Unincorporated community in Washington, United States

Cedar Falls is an unincorporated community in King County, Washington.

==History==
Located on the Rattlesnake Prairie and the Cedar River watershed, Cedar Falls began under the name, Moncton, in 1906 under expansion of the transcontinental line of the Chicago, Milwaukee and St. Paul Railroad (CMStP&P) through Snoqualmie Pass. The community became a construction camp for the Seattle Municipal Light and Power Plant and as a joint-company town of Seattle City Light, the Seattle Water Department, and the CMStP&P. Each company provided separate housing and amenities for its employees and their families. Due to its location to Cedar Lake, the town became known as Cedar Falls and by 1909 was host to a grocery, hotel, and schoolhouse.

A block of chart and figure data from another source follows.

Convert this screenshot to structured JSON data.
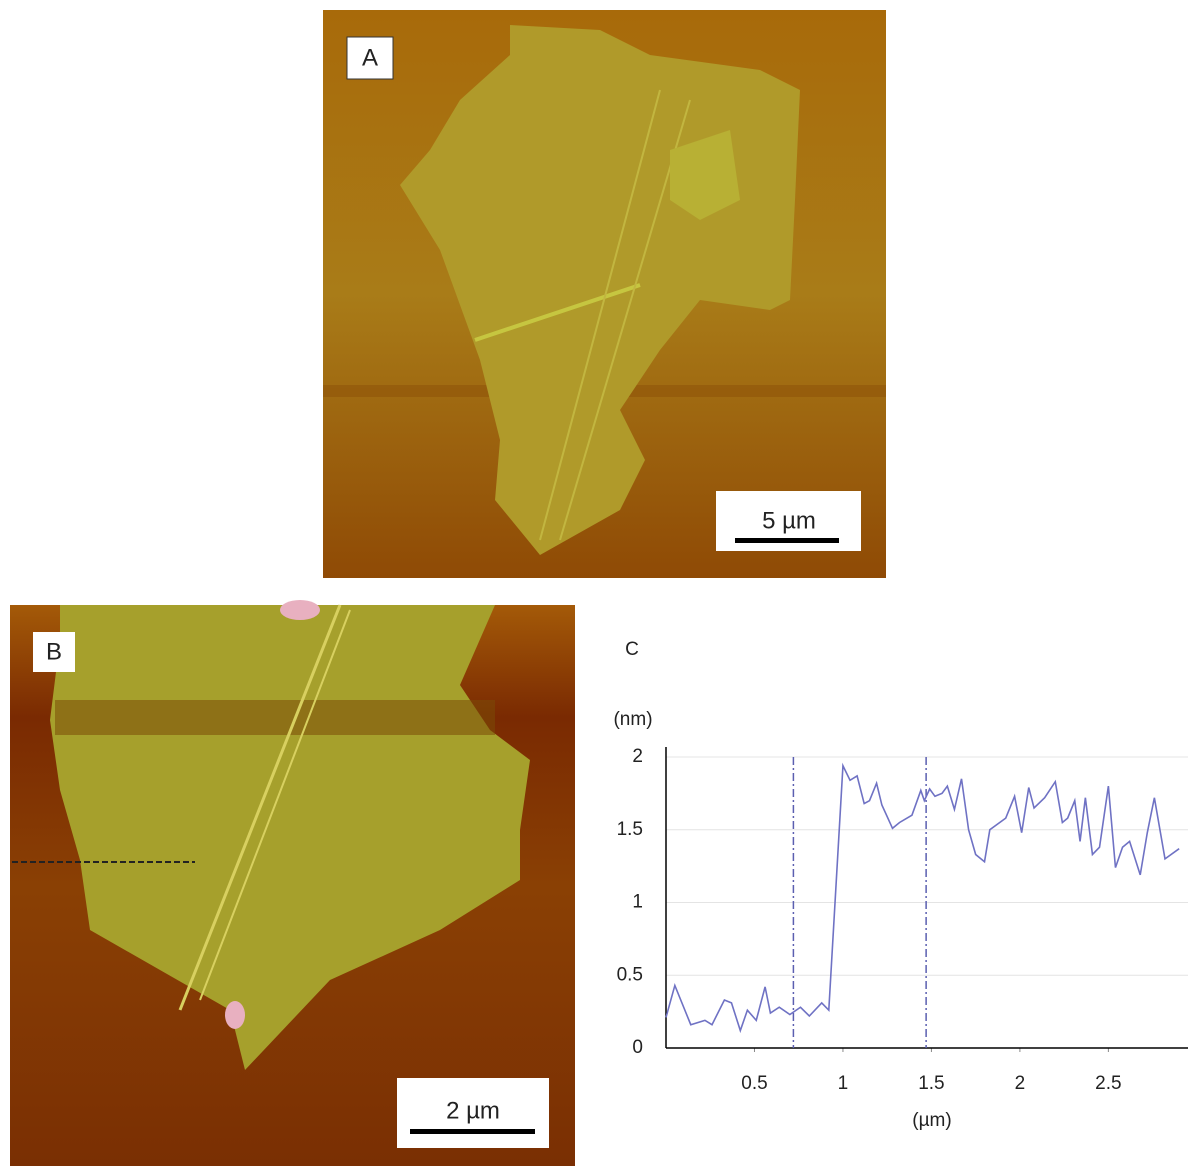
{
  "figure": {
    "panel_a": {
      "label": "A",
      "scale_bar": "5 µm"
    },
    "panel_b": {
      "label": "B",
      "scale_bar": "2 µm"
    }
  },
  "chart_data": {
    "type": "line",
    "label": "C",
    "y_label": "(nm)",
    "x_label": "(µm)",
    "x": [
      0,
      0.05,
      0.14,
      0.22,
      0.26,
      0.33,
      0.37,
      0.42,
      0.46,
      0.51,
      0.56,
      0.59,
      0.64,
      0.7,
      0.76,
      0.81,
      0.88,
      0.92,
      1.0,
      1.04,
      1.08,
      1.12,
      1.15,
      1.19,
      1.22,
      1.28,
      1.32,
      1.39,
      1.44,
      1.46,
      1.49,
      1.52,
      1.56,
      1.59,
      1.63,
      1.67,
      1.71,
      1.75,
      1.8,
      1.83,
      1.92,
      1.97,
      2.01,
      2.05,
      2.08,
      2.14,
      2.2,
      2.24,
      2.27,
      2.31,
      2.34,
      2.37,
      2.41,
      2.45,
      2.5,
      2.54,
      2.58,
      2.62,
      2.68,
      2.72,
      2.76,
      2.82,
      2.9
    ],
    "series": [
      {
        "color": "#6f72c4",
        "values": [
          0.21,
          0.43,
          0.16,
          0.19,
          0.16,
          0.33,
          0.31,
          0.12,
          0.26,
          0.19,
          0.42,
          0.24,
          0.28,
          0.23,
          0.28,
          0.22,
          0.31,
          0.26,
          1.94,
          1.84,
          1.87,
          1.68,
          1.7,
          1.82,
          1.67,
          1.51,
          1.55,
          1.6,
          1.77,
          1.7,
          1.78,
          1.73,
          1.75,
          1.8,
          1.64,
          1.85,
          1.5,
          1.33,
          1.28,
          1.5,
          1.58,
          1.73,
          1.48,
          1.79,
          1.65,
          1.72,
          1.83,
          1.55,
          1.58,
          1.7,
          1.42,
          1.72,
          1.33,
          1.38,
          1.8,
          1.24,
          1.38,
          1.42,
          1.19,
          1.48,
          1.72,
          1.3,
          1.37
        ]
      }
    ],
    "cursors": [
      0.72,
      1.47
    ],
    "cursor_color": "#5b5fb0",
    "xlim": [
      0,
      2.95
    ],
    "ylim": [
      0,
      2
    ],
    "xticks": [
      0.5,
      1,
      1.5,
      2,
      2.5
    ],
    "yticks": [
      0,
      0.5,
      1,
      1.5,
      2
    ],
    "grid": true
  }
}
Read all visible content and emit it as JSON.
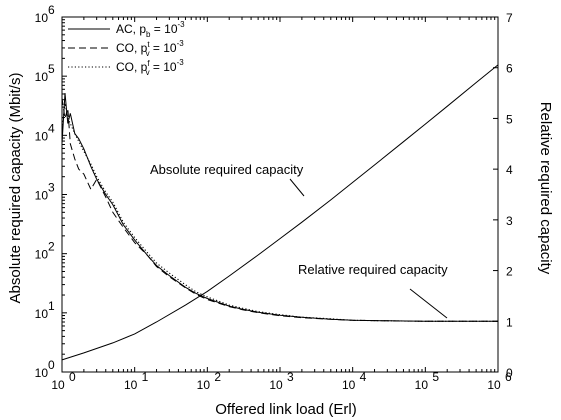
{
  "chart_data": {
    "type": "line",
    "xlabel": "Offered link load (Erl)",
    "ylabel_left": "Absolute required capacity (Mbit/s)",
    "ylabel_right": "Relative required capacity",
    "x_scale": "log",
    "xlim": [
      1,
      1000000
    ],
    "ylim_left": [
      1,
      1000000
    ],
    "y_left_scale": "log",
    "ylim_right": [
      0,
      7
    ],
    "y_right_scale": "linear",
    "x_ticks": [
      {
        "base": "10",
        "exp": "0"
      },
      {
        "base": "10",
        "exp": "1"
      },
      {
        "base": "10",
        "exp": "2"
      },
      {
        "base": "10",
        "exp": "3"
      },
      {
        "base": "10",
        "exp": "4"
      },
      {
        "base": "10",
        "exp": "5"
      },
      {
        "base": "10",
        "exp": "6"
      }
    ],
    "y_left_ticks": [
      {
        "base": "10",
        "exp": "0"
      },
      {
        "base": "10",
        "exp": "1"
      },
      {
        "base": "10",
        "exp": "2"
      },
      {
        "base": "10",
        "exp": "3"
      },
      {
        "base": "10",
        "exp": "4"
      },
      {
        "base": "10",
        "exp": "5"
      },
      {
        "base": "10",
        "exp": "6"
      }
    ],
    "y_right_ticks": [
      "0",
      "1",
      "2",
      "3",
      "4",
      "5",
      "6",
      "7"
    ],
    "legend": {
      "placement": "top-left",
      "entries": [
        {
          "style": "solid",
          "prefix": "AC, p",
          "sub": "b",
          "sup": "",
          "suffix": " = 10",
          "exp": "-3"
        },
        {
          "style": "dashed",
          "prefix": "CO, p",
          "sub": "v",
          "sup": "t",
          "suffix": " = 10",
          "exp": "-3"
        },
        {
          "style": "dotted",
          "prefix": "CO, p",
          "sub": "v",
          "sup": "f",
          "suffix": " = 10",
          "exp": "-3"
        }
      ]
    },
    "annotations": [
      {
        "text": "Absolute required capacity"
      },
      {
        "text": "Relative required capacity"
      }
    ],
    "series": [
      {
        "curve": "absolute required capacity",
        "axis": "left",
        "style": "solid",
        "x": [
          1,
          2,
          5,
          10,
          20,
          50,
          100,
          200,
          500,
          1000,
          2000,
          5000,
          10000,
          20000,
          50000,
          100000,
          200000,
          500000,
          1000000
        ],
        "y": [
          1.6,
          2.1,
          3.1,
          4.4,
          7,
          13.5,
          23,
          42,
          95,
          180,
          340,
          810,
          1600,
          3150,
          7800,
          15500,
          31000,
          78000,
          155000
        ]
      },
      {
        "curve": "relative required capacity (AC)",
        "axis": "right",
        "style": "solid",
        "x": [
          1,
          1.1,
          1.2,
          1.3,
          1.5,
          1.7,
          2,
          2.5,
          3,
          4,
          5,
          7,
          10,
          15,
          20,
          30,
          50,
          70,
          100,
          200,
          300,
          500,
          1000,
          2000,
          5000,
          10000,
          30000,
          100000,
          1000000
        ],
        "y": [
          4.5,
          5.5,
          4.9,
          5.1,
          4.7,
          4.6,
          4.4,
          4.05,
          3.8,
          3.5,
          3.3,
          2.9,
          2.6,
          2.3,
          2.1,
          1.9,
          1.67,
          1.55,
          1.45,
          1.3,
          1.24,
          1.18,
          1.12,
          1.08,
          1.04,
          1.02,
          1.01,
          1.0,
          1.0
        ]
      },
      {
        "curve": "relative required capacity (CO, t)",
        "axis": "right",
        "style": "dashed",
        "x": [
          1,
          1.1,
          1.2,
          1.3,
          1.5,
          1.7,
          2,
          2.5,
          3,
          4,
          5,
          7,
          10,
          15,
          20,
          30,
          50,
          70,
          100,
          200,
          300,
          500,
          1000,
          2000,
          5000,
          10000,
          30000,
          100000,
          1000000
        ],
        "y": [
          5.4,
          5.0,
          5.2,
          4.5,
          4.2,
          4.0,
          3.9,
          3.6,
          3.8,
          3.45,
          3.15,
          2.85,
          2.55,
          2.3,
          2.08,
          1.88,
          1.66,
          1.53,
          1.43,
          1.29,
          1.23,
          1.17,
          1.11,
          1.07,
          1.04,
          1.02,
          1.01,
          1.0,
          1.0
        ]
      },
      {
        "curve": "relative required capacity (CO, f)",
        "axis": "right",
        "style": "dotted",
        "x": [
          1,
          1.1,
          1.2,
          1.3,
          1.5,
          1.7,
          2,
          2.5,
          3,
          4,
          5,
          7,
          10,
          15,
          20,
          30,
          50,
          70,
          100,
          200,
          300,
          500,
          1000,
          2000,
          5000,
          10000,
          30000,
          100000,
          1000000
        ],
        "y": [
          4.8,
          5.3,
          5.0,
          4.9,
          4.7,
          4.55,
          4.35,
          4.1,
          3.85,
          3.55,
          3.35,
          2.95,
          2.65,
          2.35,
          2.15,
          1.95,
          1.72,
          1.58,
          1.48,
          1.32,
          1.26,
          1.19,
          1.13,
          1.08,
          1.05,
          1.02,
          1.01,
          1.0,
          1.0
        ]
      }
    ]
  }
}
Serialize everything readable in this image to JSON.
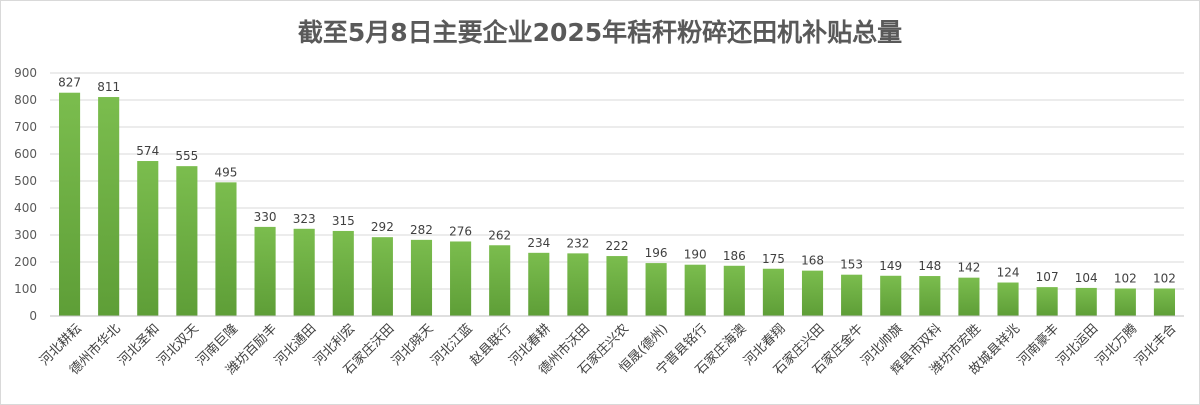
{
  "chart_data": {
    "type": "bar",
    "title": "截至5月8日主要企业2025年秸秆粉碎还田机补贴总量",
    "xlabel": "",
    "ylabel": "",
    "ylim": [
      0,
      900
    ],
    "yticks": [
      0,
      100,
      200,
      300,
      400,
      500,
      600,
      700,
      800,
      900
    ],
    "grid": true,
    "legend": "none",
    "bar_color": "#70ad47",
    "categories": [
      "河北耕耘",
      "德州市华北",
      "河北圣和",
      "河北双天",
      "河南巨隆",
      "潍坊百励丰",
      "河北通田",
      "河北利宏",
      "石家庄沃田",
      "河北晓天",
      "河北江蓝",
      "赵县联行",
      "河北春耕",
      "德州市沃田",
      "石家庄兴农",
      "恒晟(德州)",
      "宁晋县铭行",
      "石家庄海澳",
      "河北春翔",
      "石家庄兴田",
      "石家庄金牛",
      "河北帅旗",
      "辉县市双科",
      "潍坊市宏胜",
      "故城县祥兆",
      "河南豪丰",
      "河北运田",
      "河北万腾",
      "河北丰合"
    ],
    "values": [
      827,
      811,
      574,
      555,
      495,
      330,
      323,
      315,
      292,
      282,
      276,
      262,
      234,
      232,
      222,
      196,
      190,
      186,
      175,
      168,
      153,
      149,
      148,
      142,
      124,
      107,
      104,
      102,
      102
    ]
  }
}
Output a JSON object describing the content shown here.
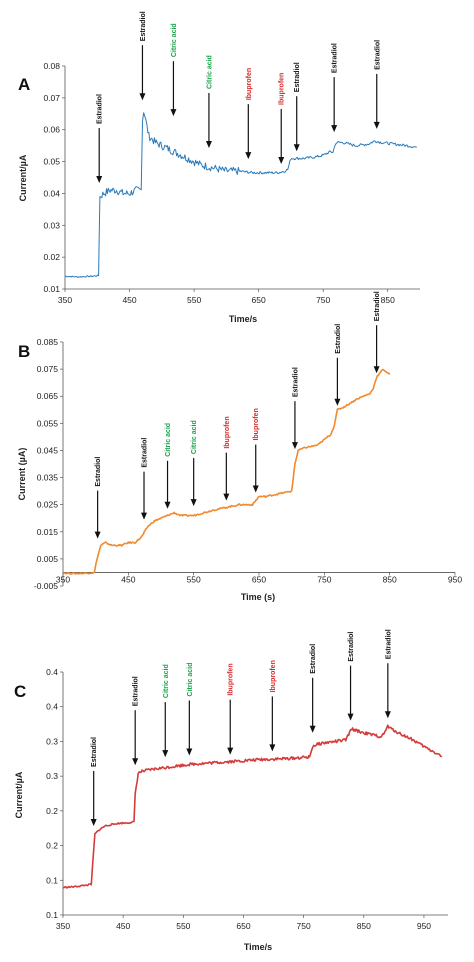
{
  "colors": {
    "estradiol": "#111111",
    "citric_acid": "#1aa34a",
    "ibuprofen": "#d92b2b"
  },
  "chart_data": [
    {
      "type": "line",
      "panel": "A",
      "xlabel": "Time/s",
      "ylabel": "Current/µA",
      "xlim": [
        350,
        900
      ],
      "ylim": [
        0.01,
        0.08
      ],
      "xticks": [
        "350",
        "450",
        "550",
        "650",
        "750",
        "850"
      ],
      "yticks": [
        "0.01",
        "0.02",
        "0.03",
        "0.04",
        "0.05",
        "0.06",
        "0.07",
        "0.08"
      ],
      "line_color": "#2a7ab9",
      "grid": false,
      "series": [
        {
          "x": [
            350,
            370,
            390,
            402,
            404,
            410,
            420,
            430,
            440,
            450,
            460,
            468,
            470,
            472,
            480,
            490,
            500,
            510,
            520,
            530,
            540,
            560,
            580,
            600,
            620,
            640,
            660,
            680,
            690,
            695,
            700,
            710,
            720,
            740,
            750,
            760,
            765,
            770,
            780,
            800,
            820,
            830,
            840,
            860,
            880,
            895
          ],
          "y": [
            0.014,
            0.0138,
            0.014,
            0.0142,
            0.039,
            0.04,
            0.041,
            0.041,
            0.04,
            0.04,
            0.041,
            0.041,
            0.063,
            0.066,
            0.058,
            0.056,
            0.055,
            0.054,
            0.053,
            0.052,
            0.051,
            0.049,
            0.048,
            0.047,
            0.047,
            0.0465,
            0.0465,
            0.0465,
            0.047,
            0.0475,
            0.051,
            0.051,
            0.051,
            0.0515,
            0.052,
            0.053,
            0.053,
            0.056,
            0.056,
            0.055,
            0.0555,
            0.0565,
            0.056,
            0.0555,
            0.055,
            0.0545
          ]
        }
      ],
      "annotations": [
        {
          "label": "Estradiol",
          "kind": "estradiol",
          "x": 403,
          "y": 0.042
        },
        {
          "label": "Estradiol",
          "kind": "estradiol",
          "x": 470,
          "y": 0.068
        },
        {
          "label": "Citric acid",
          "kind": "citric_acid",
          "x": 518,
          "y": 0.063
        },
        {
          "label": "Citric acid",
          "kind": "citric_acid",
          "x": 573,
          "y": 0.053
        },
        {
          "label": "Ibuprofen",
          "kind": "ibuprofen",
          "x": 634,
          "y": 0.0495
        },
        {
          "label": "Ibuprofen",
          "kind": "ibuprofen",
          "x": 685,
          "y": 0.048
        },
        {
          "label": "Estradiol",
          "kind": "estradiol",
          "x": 709,
          "y": 0.052
        },
        {
          "label": "Estradiol",
          "kind": "estradiol",
          "x": 767,
          "y": 0.058
        },
        {
          "label": "Estradiol",
          "kind": "estradiol",
          "x": 833,
          "y": 0.059
        }
      ]
    },
    {
      "type": "line",
      "panel": "B",
      "xlabel": "Time (s)",
      "ylabel": "Current (µA)",
      "xlim": [
        350,
        950
      ],
      "ylim": [
        -0.005,
        0.085
      ],
      "xticks": [
        "350",
        "450",
        "550",
        "650",
        "750",
        "850",
        "950"
      ],
      "yticks": [
        "-0.005",
        "0.005",
        "0.015",
        "0.025",
        "0.035",
        "0.045",
        "0.055",
        "0.065",
        "0.075",
        "0.085"
      ],
      "line_color": "#f08a2c",
      "grid": false,
      "series": [
        {
          "x": [
            350,
            370,
            390,
            398,
            402,
            408,
            415,
            425,
            440,
            450,
            460,
            470,
            480,
            490,
            500,
            510,
            520,
            530,
            550,
            580,
            600,
            620,
            640,
            650,
            660,
            680,
            700,
            705,
            710,
            720,
            740,
            760,
            765,
            770,
            780,
            800,
            820,
            825,
            830,
            840,
            845,
            850
          ],
          "y": [
            -0.0002,
            -0.0004,
            -0.0002,
            0.0,
            0.005,
            0.01,
            0.011,
            0.01,
            0.01,
            0.011,
            0.011,
            0.013,
            0.017,
            0.019,
            0.02,
            0.021,
            0.022,
            0.021,
            0.021,
            0.023,
            0.024,
            0.025,
            0.025,
            0.028,
            0.028,
            0.029,
            0.03,
            0.04,
            0.045,
            0.046,
            0.047,
            0.051,
            0.054,
            0.06,
            0.061,
            0.064,
            0.066,
            0.068,
            0.072,
            0.075,
            0.074,
            0.073
          ]
        }
      ],
      "annotations": [
        {
          "label": "Estradiol",
          "kind": "estradiol",
          "x": 403,
          "y": 0.011
        },
        {
          "label": "Estradiol",
          "kind": "estradiol",
          "x": 474,
          "y": 0.018
        },
        {
          "label": "Citric acid",
          "kind": "citric_acid",
          "x": 510,
          "y": 0.022
        },
        {
          "label": "Citric acid",
          "kind": "citric_acid",
          "x": 550,
          "y": 0.023
        },
        {
          "label": "Ibuprofen",
          "kind": "ibuprofen",
          "x": 600,
          "y": 0.025
        },
        {
          "label": "Ibuprofen",
          "kind": "ibuprofen",
          "x": 645,
          "y": 0.028
        },
        {
          "label": "Estradiol",
          "kind": "estradiol",
          "x": 705,
          "y": 0.044
        },
        {
          "label": "Estradiol",
          "kind": "estradiol",
          "x": 770,
          "y": 0.06
        },
        {
          "label": "Estradiol",
          "kind": "estradiol",
          "x": 830,
          "y": 0.072
        }
      ]
    },
    {
      "type": "line",
      "panel": "C",
      "xlabel": "Time/s",
      "ylabel": "Current/µA",
      "xlim": [
        350,
        990
      ],
      "ylim": [
        0.1,
        0.4
      ],
      "xticks": [
        "350",
        "450",
        "550",
        "650",
        "750",
        "850",
        "950"
      ],
      "yticks": [
        "0.1",
        "0.1",
        "0.2",
        "0.2",
        "0.3",
        "0.3",
        "0.4",
        "0.4"
      ],
      "line_color": "#d43b3b",
      "grid": false,
      "series": [
        {
          "x": [
            350,
            370,
            390,
            397,
            400,
            403,
            410,
            420,
            440,
            460,
            468,
            470,
            475,
            480,
            500,
            520,
            540,
            560,
            600,
            640,
            680,
            720,
            760,
            765,
            770,
            780,
            800,
            820,
            825,
            830,
            840,
            860,
            880,
            885,
            890,
            895,
            910,
            930,
            950,
            970,
            980
          ],
          "y": [
            0.134,
            0.135,
            0.137,
            0.138,
            0.17,
            0.2,
            0.205,
            0.21,
            0.213,
            0.214,
            0.215,
            0.25,
            0.275,
            0.277,
            0.28,
            0.282,
            0.284,
            0.286,
            0.288,
            0.29,
            0.292,
            0.293,
            0.295,
            0.308,
            0.31,
            0.312,
            0.314,
            0.316,
            0.323,
            0.33,
            0.327,
            0.323,
            0.32,
            0.326,
            0.333,
            0.33,
            0.324,
            0.317,
            0.308,
            0.3,
            0.296
          ]
        }
      ],
      "annotations": [
        {
          "label": "Estradiol",
          "kind": "estradiol",
          "x": 401,
          "y": 0.205
        },
        {
          "label": "Estradiol",
          "kind": "estradiol",
          "x": 470,
          "y": 0.28
        },
        {
          "label": "Citric acid",
          "kind": "citric_acid",
          "x": 520,
          "y": 0.29
        },
        {
          "label": "Citric acid",
          "kind": "citric_acid",
          "x": 560,
          "y": 0.292
        },
        {
          "label": "Ibuprofen",
          "kind": "ibuprofen",
          "x": 628,
          "y": 0.293
        },
        {
          "label": "Ibuprofen",
          "kind": "ibuprofen",
          "x": 698,
          "y": 0.297
        },
        {
          "label": "Estradiol",
          "kind": "estradiol",
          "x": 765,
          "y": 0.32
        },
        {
          "label": "Estradiol",
          "kind": "estradiol",
          "x": 828,
          "y": 0.335
        },
        {
          "label": "Estradiol",
          "kind": "estradiol",
          "x": 890,
          "y": 0.338
        }
      ]
    }
  ]
}
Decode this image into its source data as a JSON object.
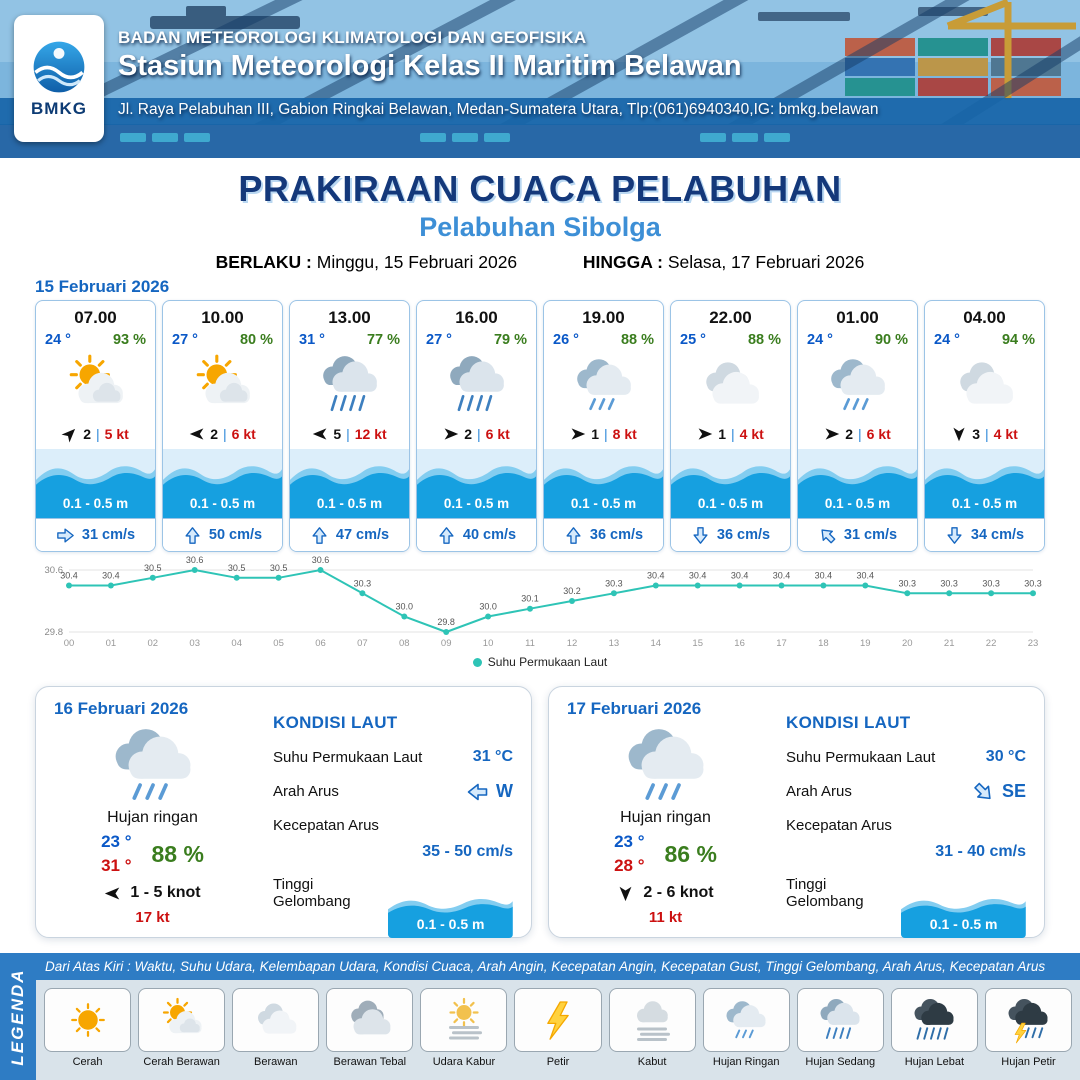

Seattle City Light began operations in the community to provide power to Seattle with the build of a dam outside the town in 1912 on the Cedar River. The power company received warnings about the porous glacial geology in the area but continued the construction. After the water retention structure was completed in early 1915, immediate flooding due to seepage began to occur. Almost the entirety of the population left their homes within months due to the rising water levels. Officials denied the dam was the cause of the flooding but after several months, Cedar Falls was condemned and compensation was provided to residents.